Corpus La Poste : interaction n°4

(3) Guichetière : deux soixante-dix: (pause 7’’)
  (( La guichetière prend le classeur dans lequel sont rangés les timbres et en sort un. La cliente ouvre son enveloppe et vide de la petite monnaie sur le guichet puis fait glisser les pièces sous la vitre. La guichetière se lève et compte la monnaie en la ramassant. ))

Le cliager peut également accompagner son geste praxique par un marqueur de structuration. Ce type d’accompagnement verbal est tout de même assez rare et ne se rencontre que dans 9.5% des cas où le cliager donne l’appoint à La Poste, 4.8% à la librairie-papeterie-presse, et 3.6% au tabac-presse. Le geste praxique est toujours accompagné de « voilà ». Son apparition un peu plus fréquente à La Poste en accompagnement de l’appoint peut sans doute se justifier par la présence de l’hygiaphone. Il est indéniable qu’il représente une gêne auditive, gestuelle et visuelle pour les interactants. En accompagnant verbalement son geste praxique, le cliager attire en quelque sorte l’attention de la commagente sur le fait qu’il vient de glisser l’argent par la trouée dans la vitre et qu’elle peut le prendre.

Corpus tabac-presse : interaction n°13

(15) Buraliste : alors vingt et un
(( Le client n°17 pose l’appoint sur le ramasse-monnaie. ))
(16) Client n°17 : voilà

Corpus La Poste : interaction n°27

(15) Guichetière : trois francs…s’il vous plaît
  (( Le client glisse la monnaie sous la vitre. ))
(16) Cliente n°31 : voilà

Lorsque le cliager n’a pas préparé l’appoint, il est amené à chercher dans son porte-monnaie, ou son portefeuille et sort généralement une par une des pièces qu’il pose sur le ramasse-monnaie. Ces gestes praxiques sont fréquemment accompagnés d’un autre type de verbalisation : le comptage des pièces. Ce comptage effectué à voix haute par le cliager lui est bien sûr destiné afin de savoir où il en est, mais il s’adresse également au commagent afin que celui-ci puisse vérifier qu’il y a bien correspondance entre les pièces posées par le cliager sur le ramasse-monnaie et le compte qu’il est en train d’effectuer. Ce type de verbalisation n’est pas très fréquent non plus : il n’apparaît que dans 6.2% des cas où le cliager donne l’appoint au tabac-presse, et 3.5% à la librairie-papeterie-presse. Aucune verbalisation de ce genre n’apparaît à La Poste, vraisemblablement à cause de la présence de l’hygiaphone.
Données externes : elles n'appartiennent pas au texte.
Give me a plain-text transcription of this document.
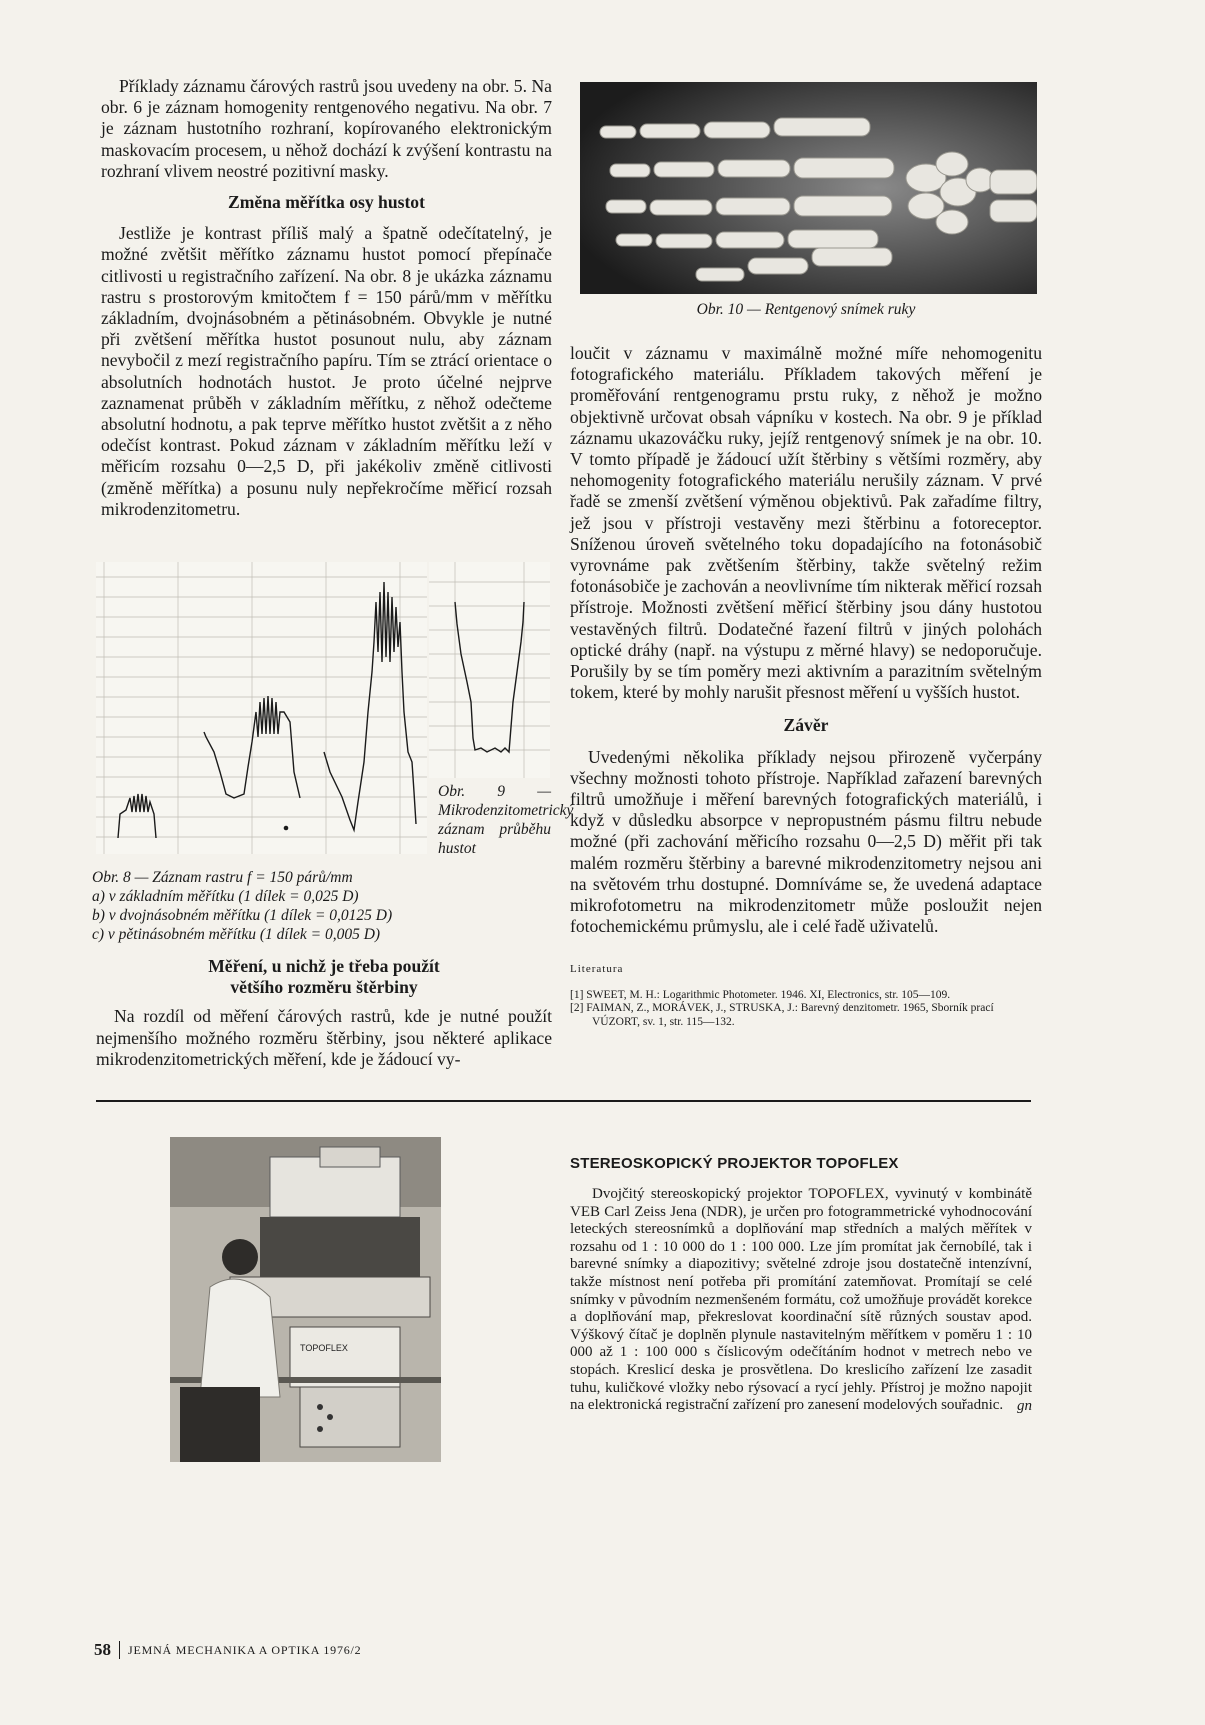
Příklady záznamu čárových rastrů jsou uvedeny na obr. 5. Na obr. 6 je záznam homogenity rentgenového negativu. Na obr. 7 je záznam hustotního rozhraní, kopírovaného elektronickým maskovacím procesem, u něhož dochází k zvýšení kontrastu na rozhraní vlivem neostré pozitivní masky.

Změna měřítka osy hustot

Jestliže je kontrast příliš malý a špatně odečítatelný, je možné zvětšit měřítko záznamu hustot pomocí přepínače citlivosti u registračního zařízení. Na obr. 8 je ukázka záznamu rastru s prostorovým kmitočtem f = 150 párů/mm v měřítku základním, dvojnásobném a pětinásobném. Obvykle je nutné při zvětšení měřítka hustot posunout nulu, aby záznam nevybočil z mezí registračního papíru. Tím se ztrácí orientace o absolutních hodnotách hustot. Je proto účelné nejprve zaznamenat průběh v základním měřítku, z něhož odečteme absolutní hodnotu, a pak teprve měřítko hustot zvětšit a z něho odečíst kontrast. Pokud záznam v základním měřítku leží v měřicím rozsahu 0—2,5 D, při jakékoliv změně citlivosti (změně měřítka) a posunu nuly nepřekročíme měřicí rozsah mikrodenzitometru.

Obr. 9 — Mikrodenzitometrický záznam průběhu hustot
Obr. 8 — Záznam rastru f = 150 párů/mm
a) v základním měřítku (1 dílek = 0,025 D)
b) v dvojnásobném měřítku (1 dílek = 0,0125 D)
c) v pětinásobném měřítku (1 dílek = 0,005 D)
Měření, u nichž je třeba použít
většího rozměru štěrbiny

Na rozdíl od měření čárových rastrů, kde je nutné použít nejmenšího možného rozměru štěrbiny, jsou některé aplikace mikrodenzitometrických měření, kde je žádoucí vy-

Obr. 10 — Rentgenový snímek ruky

loučit v záznamu v maximálně možné míře nehomogenitu fotografického materiálu. Příkladem takových měření je proměřování rentgenogramu prstu ruky, z něhož je možno objektivně určovat obsah vápníku v kostech. Na obr. 9 je příklad záznamu ukazováčku ruky, jejíž rentgenový snímek je na obr. 10. V tomto případě je žádoucí užít štěrbiny s většími rozměry, aby nehomogenity fotografického materiálu nerušily záznam. V prvé řadě se zmenší zvětšení výměnou objektivů. Pak zařadíme filtry, jež jsou v přístroji vestavěny mezi štěrbinu a fotoreceptor. Sníženou úroveň světelného toku dopadajícího na fotonásobič vyrovnáme pak zvětšením štěrbiny, takže světelný režim fotonásobiče je zachován a neovlivníme tím nikterak měřicí rozsah přístroje. Možnosti zvětšení měřicí štěrbiny jsou dány hustotou vestavěných filtrů. Dodatečné řazení filtrů v jiných polohách optické dráhy (např. na výstupu z měrné hlavy) se nedoporučuje. Porušily by se tím poměry mezi aktivním a parazitním světelným tokem, které by mohly narušit přesnost měření u vyšších hustot.

Závěr

Uvedenými několika příklady nejsou přirozeně vyčerpány všechny možnosti tohoto přístroje. Například zařazení barevných filtrů umožňuje i měření barevných fotografických materiálů, i když v důsledku absorpce v nepropustném pásmu filtru nebude možné (při zachování měřicího rozsahu 0—2,5 D) měřit při tak malém rozměru štěrbiny a barevné mikrodenzitometry nejsou ani na světovém trhu dostupné. Domníváme se, že uvedená adaptace mikrofotometru na mikrodenzitometr může posloužit nejen fotochemickému průmyslu, ale i celé řadě uživatelů.

Literatura
[1] SWEET, M. H.: Logarithmic Photometer. 1946. XI, Electronics, str. 105—109.
[2] FAIMAN, Z., MORÁVEK, J., STRUSKA, J.: Barevný denzitometr. 1965, Sborník prací VÚZORT, sv. 1, str. 115—132.
TOPOFLEX
STEREOSKOPICKÝ PROJEKTOR TOPOFLEX

Dvojčitý stereoskopický projektor TOPOFLEX, vyvinutý v kombinátě VEB Carl Zeiss Jena (NDR), je určen pro fotogrammetrické vyhodnocování leteckých stereosnímků a doplňování map středních a malých měřítek v rozsahu od 1 : 10 000 do 1 : 100 000. Lze jím promítat jak černobílé, tak i barevné snímky a diapozitivy; světelné zdroje jsou dostatečně intenzívní, takže místnost není potřeba při promítání zatemňovat. Promítají se celé snímky v původním nezmenšeném formátu, což umožňuje provádět korekce a doplňování map, překreslovat koordinační sítě různých soustav apod. Výškový čítač je doplněn plynule nastavitelným měřítkem v poměru 1 : 10 000 až 1 : 100 000 s číslicovým odečítáním hodnot v metrech nebo ve stopách. Kreslicí deska je prosvětlena. Do kreslicího zařízení lze zasadit tuhu, kuličkové vložky nebo rýsovací a rycí jehly. Přístroj je možno napojit na elektronická registrační zařízení pro zanesení modelových souřadnic. gn
58 JEMNÁ MECHANIKA A OPTIKA 1976/2
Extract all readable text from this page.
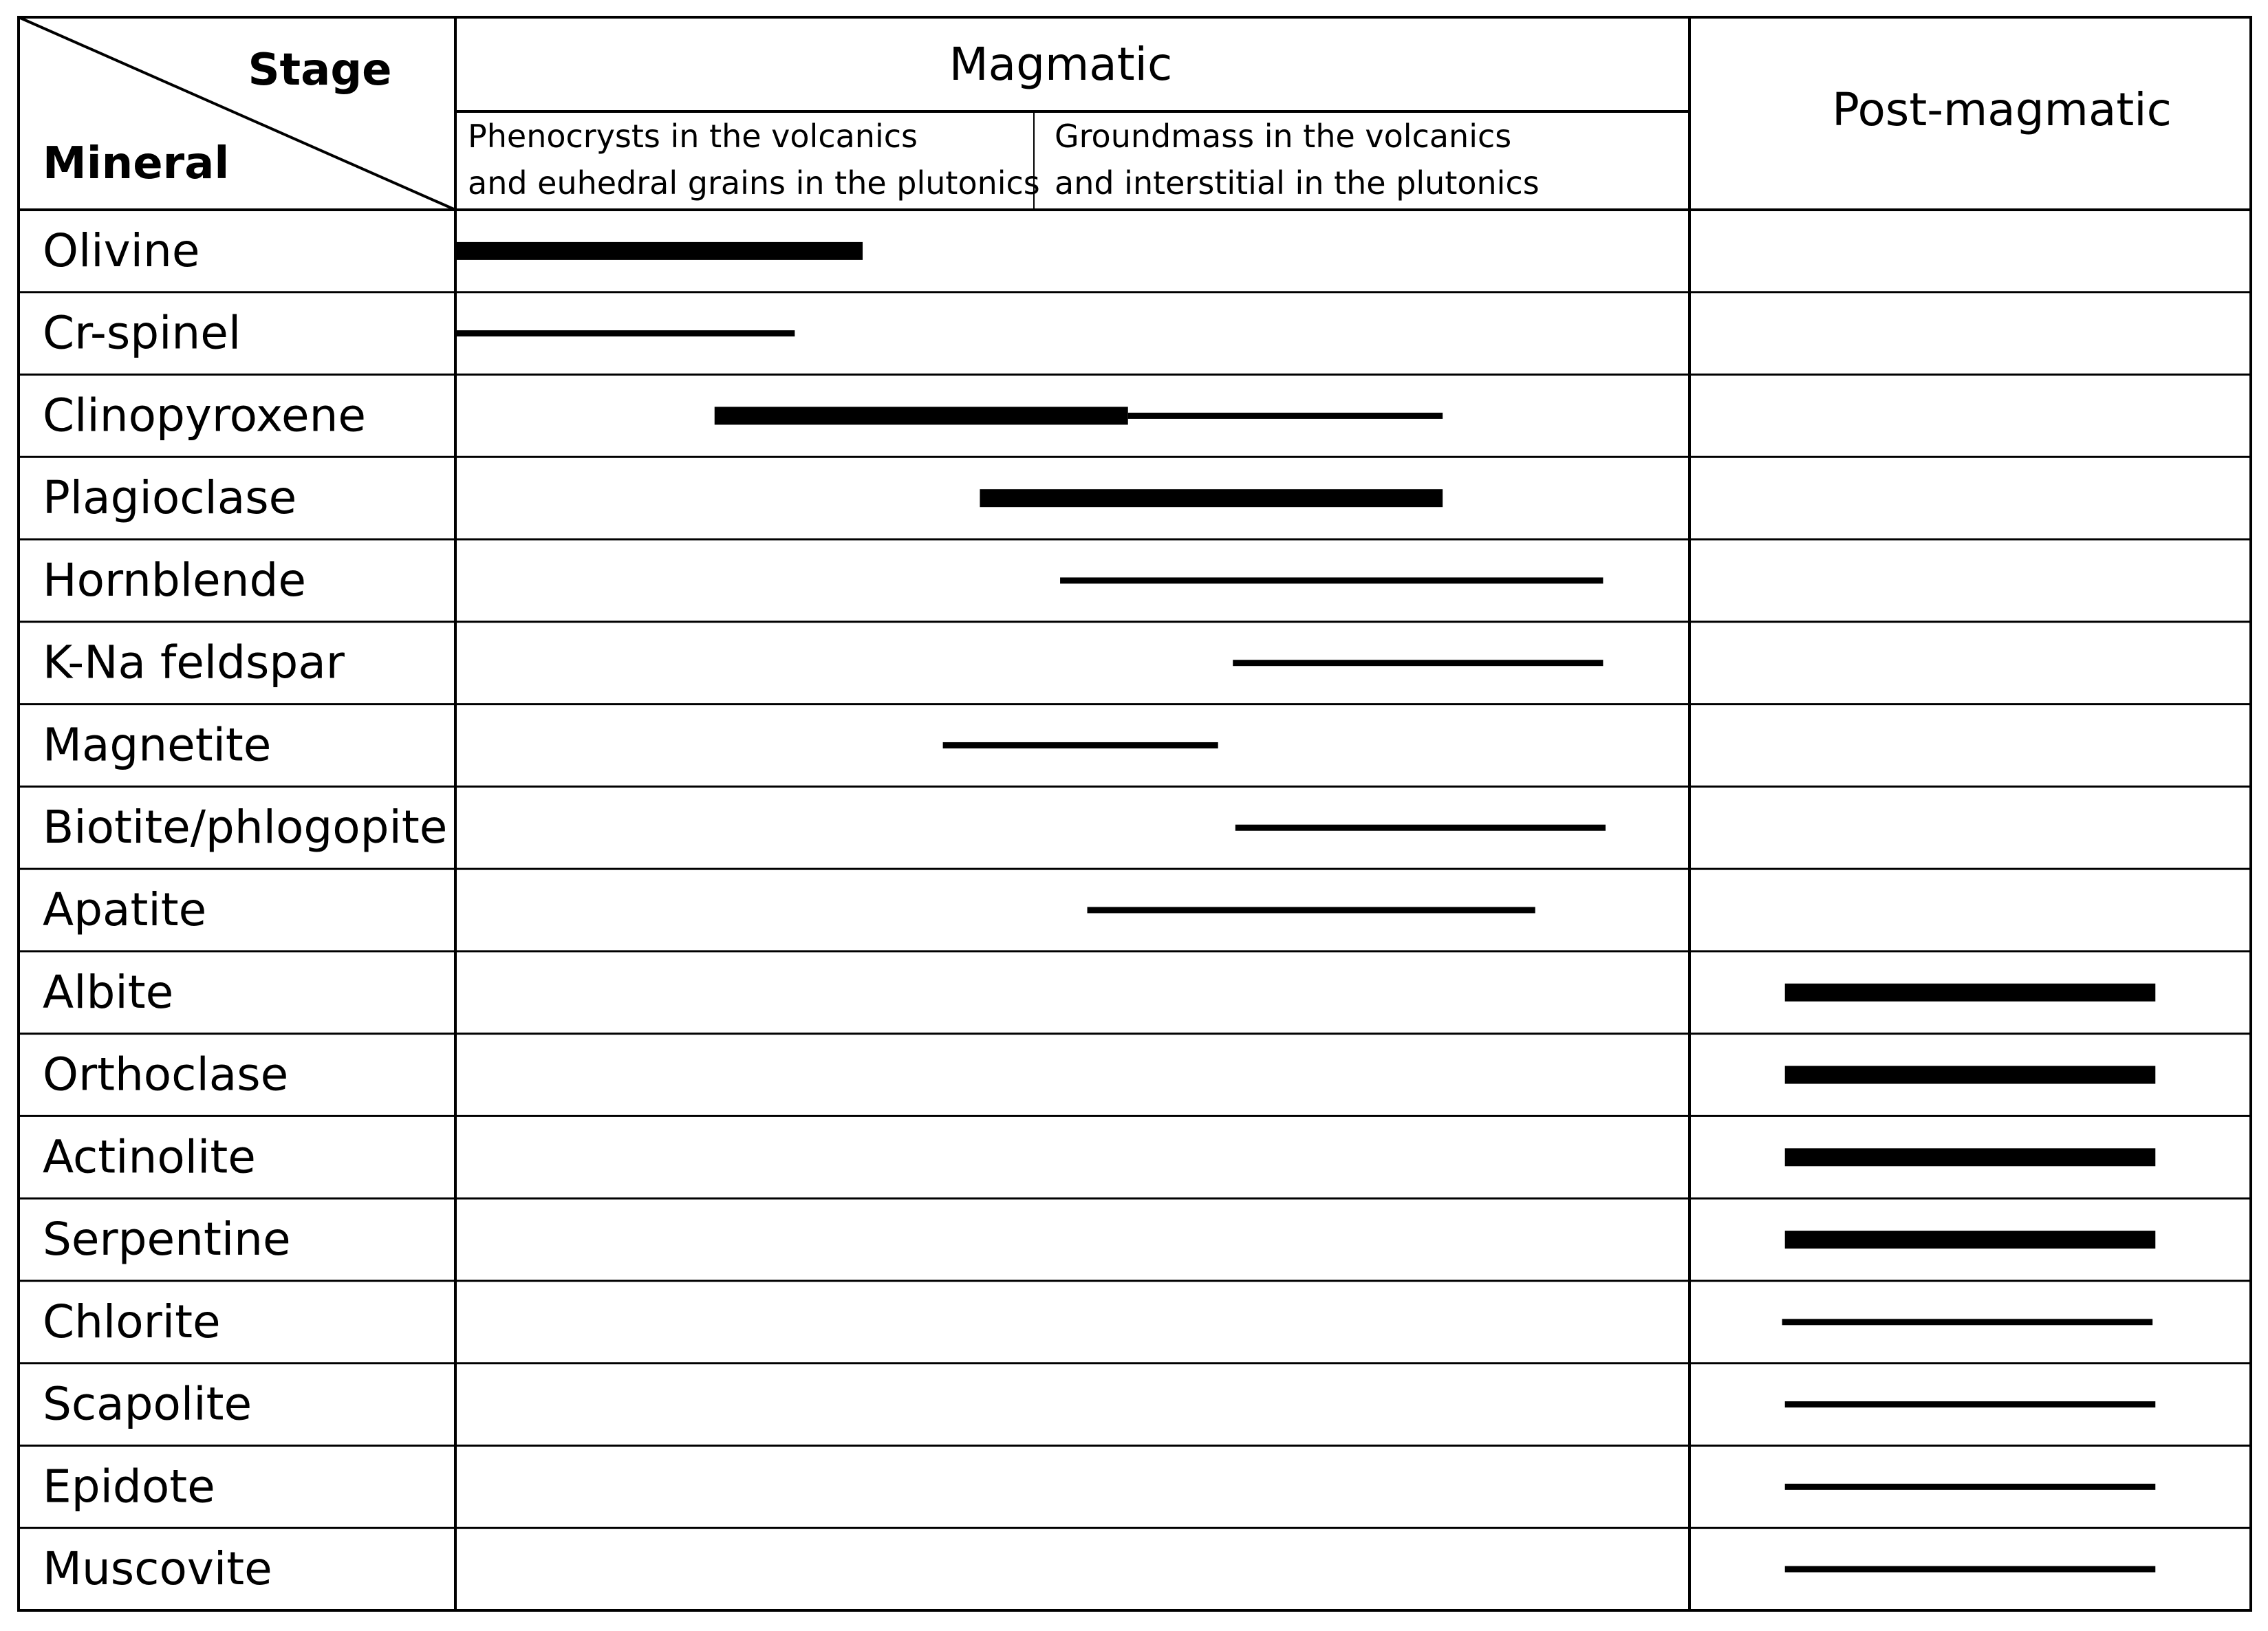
Stage
Mineral
Magmatic
Post-magmatic
Phenocrysts in the volcanics
and euhedral grains in the plutonics
Groundmass in the volcanics
and interstitial in the plutonics
Olivine
Cr-spinel
Clinopyroxene
Plagioclase
Hornblende
K-Na feldspar
Magnetite
Biotite/phlogopite
Apatite
Albite
Orthoclase
Actinolite
Serpentine
Chlorite
Scapolite
Epidote
Muscovite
Corpus tabac-presse : interaction n°22

  (( La cliente n°32 commence à sortir les pièces qu’elle pose sur le ramasse-monnaie. ))
(20) Cliente n°32 : dix… douze (pause 2’’) treize…quatorze

Corpus librairie-papeterie-presse : interaction n°2

  (( Le client fouille dans son porte-monnaie et commence à sortir ses pièces qu’il pose sur le ramasse-monnaie. ))
(7) Client n°2 : quat(re)… cinq… six… sept

Le fait que le cliager n’ait pas l’appoint ne change que peu de choses à sa manière de donner l’argent : il peut tout aussi bien le poser sur le ramasse-monnaie que le glisser dans la main des commagents. Les cas d’accompagnement verbal sont cependant beaucoup plus rares : un seul cas faisant intervenir le marqueur de structuration « voilà » a pu être relevé dans le corpus librairie-papeterie-presse.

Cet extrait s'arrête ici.